What have you found in your examination of London’s works? How does he engage with and challenge the social, political, and philosophical revolutions of his era?

For starters, London was one of the first major writers to engage the biological reality that humans are essentially another animal. He vigorously challenged the notion of human exceptionalism in his era and argued that efforts to establish human entitlement were motivated more by hubris than by valid scientific inquiry. In regard to our own species, London was deeply intrigued by the coexistence of individualism and communalism, and much of his writing centres on the tensions between our egotistic instincts for self-preservation and our inborn cooperative tendencies. Though he recognized that interactions between biology and culture were intricately entwined, on a general socio-political level, London thought that capitalism tended to accentuate our selfish, predatory tendencies, while socialism tended to evoke our more prosocial, altruistic behaviours. His dystopian novel The Iron Heel and even his ‘caveman’ novel Before Adam, highlight how an egotism-altruism conflict is at the core of most of our personal, political, and ecological relationships. In the book, I assess London’s nuanced appreciation of evolutionary theory as conceptualized by Darwin, Huxley, Spencer, and others. His response to evolution is considerably more textured than commonly appreciated. The ‘animal’, for instance, is often a positive category of being in his writing, while humanity is burdened by rationality and devitalized by overcivilization. London, though, does not sponsor a simplistic primitivism or a naïve return to nature. Still, in contrast to his Victorian predecessors, he is more interested in recovering certain instinctual drives rather than subduing them.

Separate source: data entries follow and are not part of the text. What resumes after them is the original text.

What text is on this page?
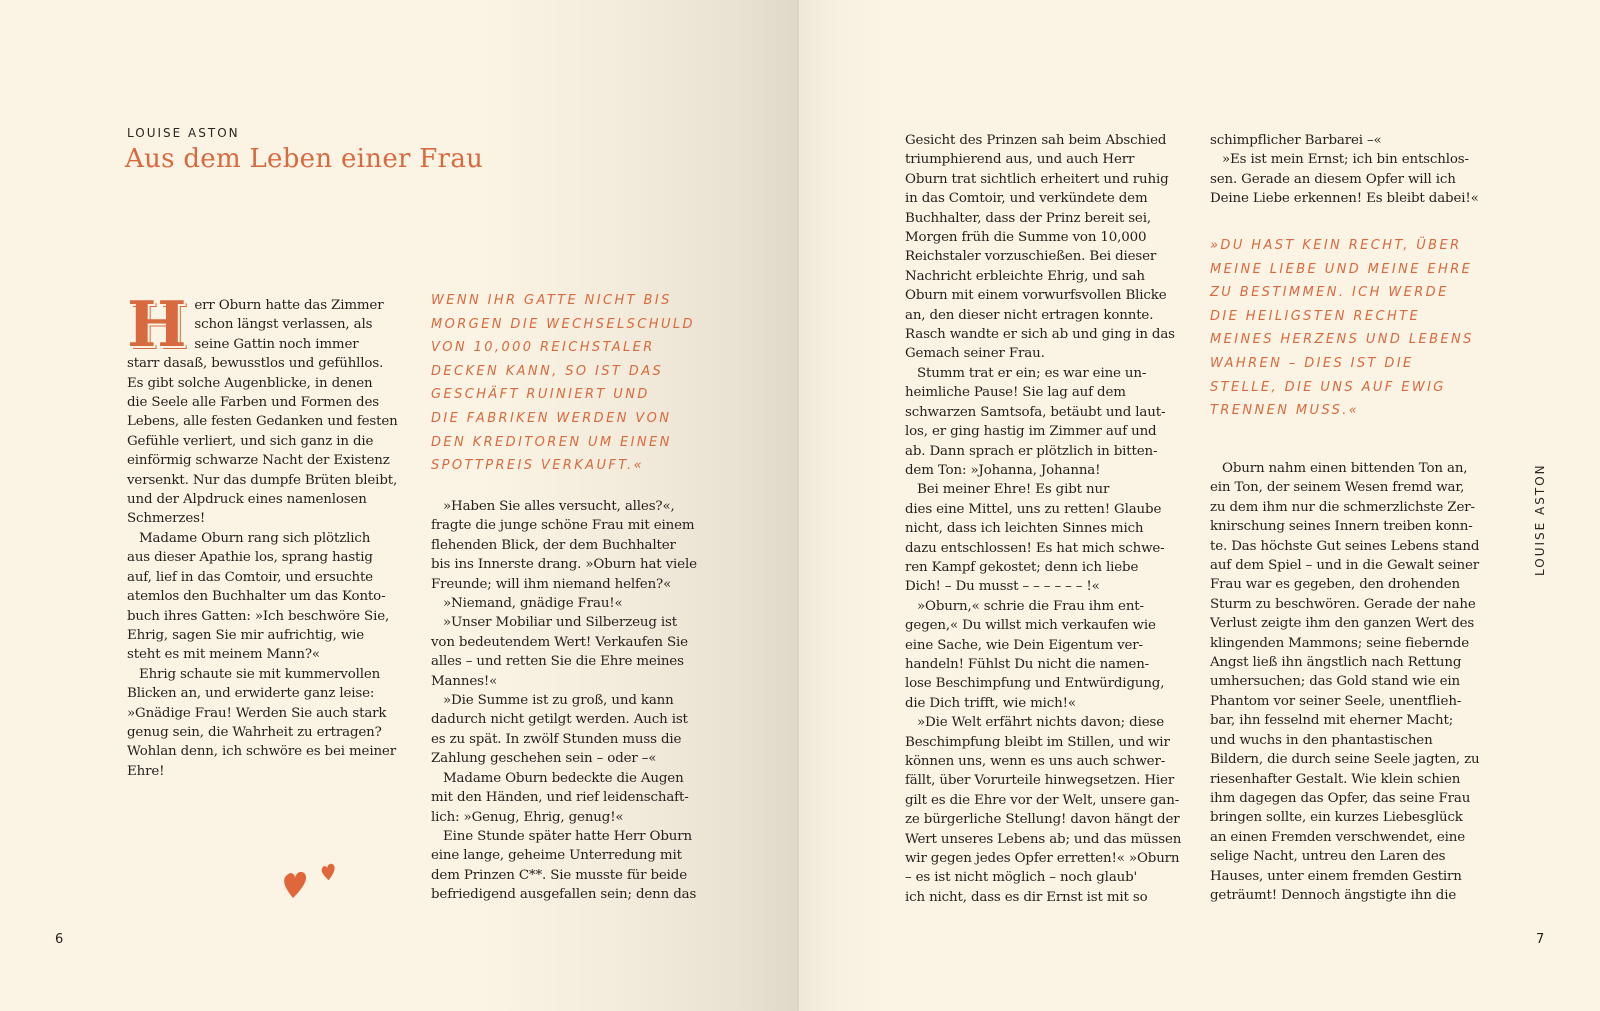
LOUISE ASTON
Aus dem Leben einer Frau
H err Oburn hatte das Zimmer

schon längst verlassen, als

seine Gattin noch immer

starr dasaß, bewusstlos und gefühllos.

Es gibt solche Augenblicke, in denen

die Seele alle Farben und Formen des

Lebens, alle festen Gedanken und festen

Gefühle verliert, und sich ganz in die

einförmig schwarze Nacht der Existenz

versenkt. Nur das dumpfe Brüten bleibt,

und der Alpdruck eines namenlosen

Schmerzes!

Madame Oburn rang sich plötzlich

aus dieser Apathie los, sprang hastig

auf, lief in das Comtoir, und ersuchte

atemlos den Buchhalter um das Konto-

buch ihres Gatten: »Ich beschwöre Sie,

Ehrig, sagen Sie mir aufrichtig, wie

steht es mit meinem Mann?«

Ehrig schaute sie mit kummervollen

Blicken an, und erwiderte ganz leise:

»Gnädige Frau! Werden Sie auch stark

genug sein, die Wahrheit zu ertragen?

Wohlan denn, ich schwöre es bei meiner

Ehre!

WENN IHR GATTE NICHT BIS
MORGEN DIE WECHSELSCHULD
VON 10,000 REICHSTALER
DECKEN KANN, SO IST DAS
GESCHÄFT RUINIERT UND
DIE FABRIKEN WERDEN VON
DEN KREDITOREN UM EINEN
SPOTTPREIS VERKAUFT.«

»Haben Sie alles versucht, alles?«,

fragte die junge schöne Frau mit einem

flehenden Blick, der dem Buchhalter

bis ins Innerste drang. »Oburn hat viele

Freunde; will ihm niemand helfen?«

»Niemand, gnädige Frau!«

»Unser Mobiliar und Silberzeug ist

von bedeutendem Wert! Verkaufen Sie

alles – und retten Sie die Ehre meines

Mannes!«

»Die Summe ist zu groß, und kann

dadurch nicht getilgt werden. Auch ist

es zu spät. In zwölf Stunden muss die

Zahlung geschehen sein – oder –«

Madame Oburn bedeckte die Augen

mit den Händen, und rief leidenschaft-

lich: »Genug, Ehrig, genug!«

Eine Stunde später hatte Herr Oburn

eine lange, geheime Unterredung mit

dem Prinzen C**. Sie musste für beide

befriedigend ausgefallen sein; denn das

6

Gesicht des Prinzen sah beim Abschied

triumphierend aus, und auch Herr

Oburn trat sichtlich erheitert und ruhig

in das Comtoir, und verkündete dem

Buchhalter, dass der Prinz bereit sei,

Morgen früh die Summe von 10,000

Reichstaler vorzuschießen. Bei dieser

Nachricht erbleichte Ehrig, und sah

Oburn mit einem vorwurfsvollen Blicke

an, den dieser nicht ertragen konnte.

Rasch wandte er sich ab und ging in das

Gemach seiner Frau.

Stumm trat er ein; es war eine un-

heimliche Pause! Sie lag auf dem

schwarzen Samtsofa, betäubt und laut-

los, er ging hastig im Zimmer auf und

ab. Dann sprach er plötzlich in bitten-

dem Ton: »Johanna, Johanna!

Bei meiner Ehre! Es gibt nur

dies eine Mittel, uns zu retten! Glaube

nicht, dass ich leichten Sinnes mich

dazu entschlossen! Es hat mich schwe-

ren Kampf gekostet; denn ich liebe

Dich! – Du musst – – – – – – !«

»Oburn,« schrie die Frau ihm ent-

gegen,« Du willst mich verkaufen wie

eine Sache, wie Dein Eigentum ver-

handeln! Fühlst Du nicht die namen-

lose Beschimpfung und Entwürdigung,

die Dich trifft, wie mich!«

»Die Welt erfährt nichts davon; diese

Beschimpfung bleibt im Stillen, und wir

können uns, wenn es uns auch schwer-

fällt, über Vorurteile hinwegsetzen. Hier

gilt es die Ehre vor der Welt, unsere gan-

ze bürgerliche Stellung! davon hängt der

Wert unseres Lebens ab; und das müssen

wir gegen jedes Opfer erretten!« »Oburn

– es ist nicht möglich – noch glaub'

ich nicht, dass es dir Ernst ist mit so

schimpflicher Barbarei –«

»Es ist mein Ernst; ich bin entschlos-

sen. Gerade an diesem Opfer will ich

Deine Liebe erkennen! Es bleibt dabei!«

»DU HAST KEIN RECHT, ÜBER
MEINE LIEBE UND MEINE EHRE
ZU BESTIMMEN. ICH WERDE
DIE HEILIGSTEN RECHTE
MEINES HERZENS UND LEBENS
WAHREN – DIES IST DIE
STELLE, DIE UNS AUF EWIG
TRENNEN MUSS.«

Oburn nahm einen bittenden Ton an,

ein Ton, der seinem Wesen fremd war,

zu dem ihm nur die schmerzlichste Zer-

knirschung seines Innern treiben konn-

te. Das höchste Gut seines Lebens stand

auf dem Spiel – und in die Gewalt seiner

Frau war es gegeben, den drohenden

Sturm zu beschwören. Gerade der nahe

Verlust zeigte ihm den ganzen Wert des

klingenden Mammons; seine fiebernde

Angst ließ ihn ängstlich nach Rettung

umhersuchen; das Gold stand wie ein

Phantom vor seiner Seele, unentflieh-

bar, ihn fesselnd mit eherner Macht;

und wuchs in den phantastischen

Bildern, die durch seine Seele jagten, zu

riesenhafter Gestalt. Wie klein schien

ihm dagegen das Opfer, das seine Frau

bringen sollte, ein kurzes Liebesglück

an einen Fremden verschwendet, eine

selige Nacht, untreu den Laren des

Hauses, unter einem fremden Gestirn

geträumt! Dennoch ängstigte ihn die

LOUISE ASTON
7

How do you think this book will pave the way for further research into the works of Jack London?

When it comes to evolution, literary scholars have traditionally focused on the ruthlessness of social Darwinism, ‘animalistic’ savagery, and instinctual selfishness. Of course, these biases are understandable because such antisocial subjects are plainly present in London’s fiction, but brutish instincts alone do not fully encompass his work’s crucial thematic implications. London’s writing consistently represents what is now termed evolved morality—social instincts, altruism, and solidarity. He recognised that our cooperative inclinations are intrinsic to what it means to be human—instinctually and culturally. The lone wolves never survive for long in London’s fiction. My book examines how his work anticipates recent theories on the prosocial aspects of evolved morality as developed by the primatologist Frans de Waal and the anthropologist Christopher Boehm. Foremost, I hope my book will lessen the divide between the humanities the sciences and show that both fields have much to offer one another. I also hope the book will encourage further research in literary studies and other disciplines that will support a more holistic consideration of how the complex interrelationships among human instincts and cultural influences combine to shape a variety of behaviours and social arrangements.

 

Kenneth K. Brandt is a Professor of English at the Savannah College of Art and Design. He is the Executive Coordinator of the Jack London Society, the editor of The Call: The Magazine of the Jack London Society, and the co-editor of Approaches to Teaching the Works of Jack London.